In the "Ecolines" series, Maureen Bisilliat presents photographs taken in the 1960s on travels through Brazil, later modified by interventions made with Ecoline ink. The process consisted of enlarging the black and white photographs and "dyeing them" using an intuitive method, resuming the painting practice that she developed in her classes at the Arts Students League, during the 1950s in New York. The photographs, which were in pause for sixty years in the artist's archives, were found in 2019 and underwent a series of processes. They were scanned, printed at a reduced size, photographed again and finally printed on a larger scale than originally enlarged. These "inks" and "refotographies" produce ambiguities in the structure of the image as such: between the elements of the composition - through the play of light and colors -, as well as between the limit of the image as a surface and as an object, referring to the materiality of the analog photography.

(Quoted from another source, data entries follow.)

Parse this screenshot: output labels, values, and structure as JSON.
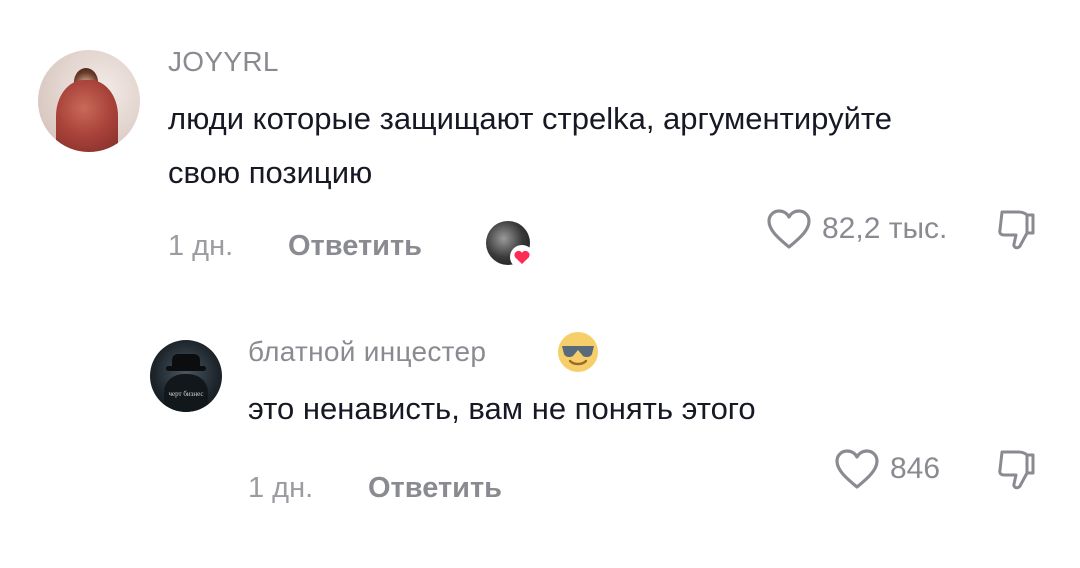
{
  "comments": [
    {
      "username": "JOYYRL",
      "text_line1": "люди которые защищают стреlka, аргументируйте",
      "text_line2": "свою позицию",
      "time": "1 дн.",
      "reply_label": "Ответить",
      "likes": "82,2 тыс."
    },
    {
      "username": "блатной инцестер",
      "text": "это ненависть, вам не понять этого",
      "time": "1 дн.",
      "reply_label": "Ответить",
      "likes": "846",
      "avatar_caption": "черт бизнес"
    }
  ],
  "icons": {
    "like": "heart-outline-icon",
    "dislike": "thumbs-down-icon",
    "creator_liked": "heart-badge-icon",
    "username_emoji": "sunglasses-emoji-icon"
  },
  "colors": {
    "text": "#161823",
    "muted": "#8a8b91",
    "heart_badge": "#fe2c55",
    "emoji_face": "#f6cf6a"
  }
}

Born in England in 1931 and living in Brazil since 1957, Maureen Bisilliat is responsible for a photographic investigation of more than fifty years. After studying Fine Arts in France and in the USA, she settled down at the city of São Paulo in the 1950s, initially working as a photojournalist in the magazines "Realidade" and "Quatro Rodas" in the 1960s. In her ten years of working for Editora Abril, she could photograph different contexts in Brazil, producing essays that become famous, among them “Caranguejeiras”, in which she depicts women crab hunters in the mangrove of Livramento, a village located in the Brazilian state of Paraíba. The curiosity for a still unknown Brazil during the 1960s was related to a fascination for Brazilian literature and results in a long duration project that Bisilliat classified as “photographic equivalents” with the literature. Between 1960s and 1990s she produces a series of photography books in dialogue with the works of Jorge Amado, Guimarães Rosa, Carlos Drummond de Andrade, João Cabral de Melo Neto, Ariano Suassuna, Adélia Prado and Euclides da Cunha.

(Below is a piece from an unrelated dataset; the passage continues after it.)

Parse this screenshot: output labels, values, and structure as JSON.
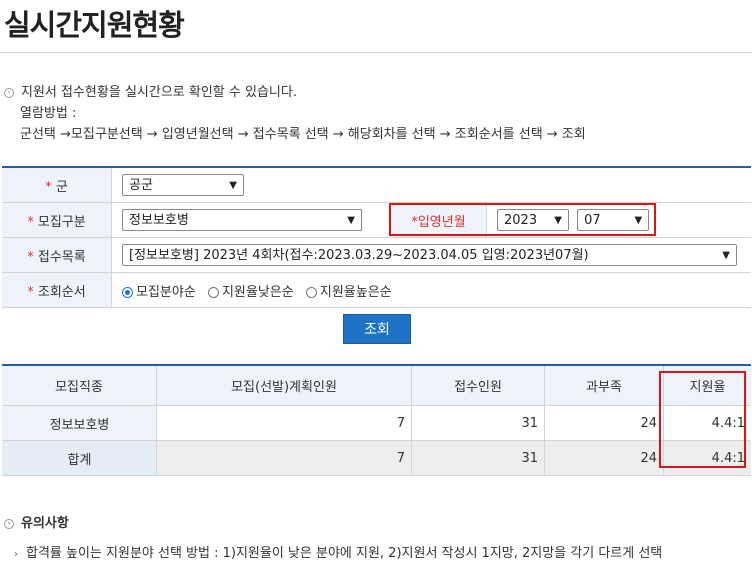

In 1970 she held a research grant in Guggenheim's Foundation. She was the curator of the Sala Especial XINGU DA TERRA, installed in XIII Bienal of São de Paulo (1975). In 1985, she presented in a special room of the XVIII Bienal de São Paulo an essay based on the book “O turista aprendiz”, by Mário de Andrade. In the 1980s she started to dedicate herself to audiovisual production, launching in 1981 the documentary “Xingu/Terra”, filmed with the photography director Lúcio Kodato, in a mehináko village in Alto Xingu.